Loading log file into ES: poor performance


(John) #1

Hello,

I am loading the existing log file into ES using filebeat. I have a single-node setup.

filebeat.yml:
filebeat.prospectors:

  • paths: [ "/data/test.log" ]

output.elasticsearch:
hosts: ["localhost:9200"]
pipeline: test-pipeline

My pipeline is defined as follows:
"processors" : [
{
"grok" : {
"field": "message",
"patterns": [ "%{TIMESTAMP_ISO8601:date} %{NUMBER:reqtime} %{NUMBER:http
code} %{IP:ip} %{GREEDYDATA:text}" ]
},
"date": {
"field": "date",
"target_field": "@timestamp",
"formats": [ "yyyy-MM-dd HH:mm:ss" ]
},
"date": {
"field": "date",
"target_field": "date",
"formats": [ "yyyy-MM-dd HH:mm:ss" ]
},
"date_index_name" : {
"field" : "date",
"index_name_prefix" : "testidx-",
"date_rounding" : "d"
}
}
]

Log lines are loaded about 100 per second, filebeat process consumes about 2% of CPU, java process (elasticsearch) consumes about 20%-40% of CPU (this is 32 core server).

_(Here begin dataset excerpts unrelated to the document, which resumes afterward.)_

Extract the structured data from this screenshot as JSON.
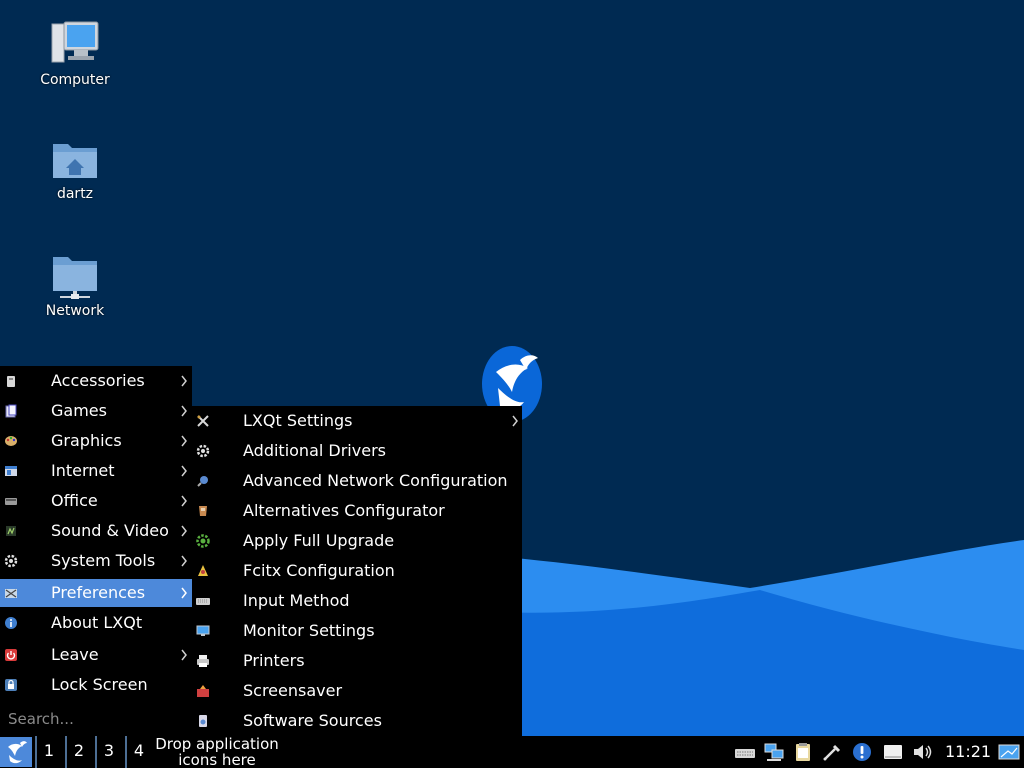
{
  "desktop": {
    "icons": [
      {
        "label": "Computer",
        "icon": "computer-icon"
      },
      {
        "label": "dartz",
        "icon": "home-folder-icon"
      },
      {
        "label": "Network",
        "icon": "network-folder-icon"
      }
    ]
  },
  "main_menu": {
    "items": [
      {
        "label": "Accessories",
        "icon": "accessories-icon",
        "has_submenu": true
      },
      {
        "label": "Games",
        "icon": "games-icon",
        "has_submenu": true
      },
      {
        "label": "Graphics",
        "icon": "graphics-icon",
        "has_submenu": true
      },
      {
        "label": "Internet",
        "icon": "internet-icon",
        "has_submenu": true
      },
      {
        "label": "Office",
        "icon": "office-icon",
        "has_submenu": true
      },
      {
        "label": "Sound & Video",
        "icon": "sound-video-icon",
        "has_submenu": true
      },
      {
        "label": "System Tools",
        "icon": "system-tools-icon",
        "has_submenu": true
      },
      {
        "label": "Preferences",
        "icon": "preferences-icon",
        "has_submenu": true,
        "active": true
      },
      {
        "label": "About LXQt",
        "icon": "about-icon",
        "has_submenu": false
      },
      {
        "label": "Leave",
        "icon": "power-icon",
        "has_submenu": true
      },
      {
        "label": "Lock Screen",
        "icon": "lock-icon",
        "has_submenu": false
      }
    ],
    "search_placeholder": "Search..."
  },
  "sub_menu": {
    "items": [
      {
        "label": "LXQt Settings",
        "icon": "settings-tools-icon",
        "has_submenu": true
      },
      {
        "label": "Additional Drivers",
        "icon": "gear-icon"
      },
      {
        "label": "Advanced Network Configuration",
        "icon": "network-config-icon"
      },
      {
        "label": "Alternatives Configurator",
        "icon": "alternatives-icon"
      },
      {
        "label": "Apply Full Upgrade",
        "icon": "upgrade-icon"
      },
      {
        "label": "Fcitx Configuration",
        "icon": "fcitx-icon"
      },
      {
        "label": "Input Method",
        "icon": "keyboard-icon"
      },
      {
        "label": "Monitor Settings",
        "icon": "monitor-icon"
      },
      {
        "label": "Printers",
        "icon": "printer-icon"
      },
      {
        "label": "Screensaver",
        "icon": "screensaver-icon"
      },
      {
        "label": "Software Sources",
        "icon": "software-sources-icon"
      }
    ]
  },
  "panel": {
    "desktops": [
      "1",
      "2",
      "3",
      "4"
    ],
    "quicklaunch_text": "Drop application icons here",
    "tray_icons": [
      "keyboard-layout-icon",
      "network-status-icon",
      "clipboard-icon",
      "eyedropper-icon",
      "update-notifier-icon",
      "removable-media-icon",
      "volume-icon"
    ],
    "clock": "11:21",
    "show_desktop_icon": "show-desktop-icon"
  },
  "colors": {
    "desktop_bg": "#002a52",
    "wave_light": "#2c8df0",
    "wave_dark": "#0a67d8",
    "menu_bg": "#000000",
    "highlight": "#4d89da"
  }
}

path.data is on software RAID6, and I see disks participating is this raid6 are about 50% busy (looks pretty high load provided log lines are just small HTTP requests).

Anything special should I tune to speed this process up (well, at least 10x times)?

Thanks.


(system) #2

This topic was automatically closed 28 days after the last reply. New replies are no longer allowed.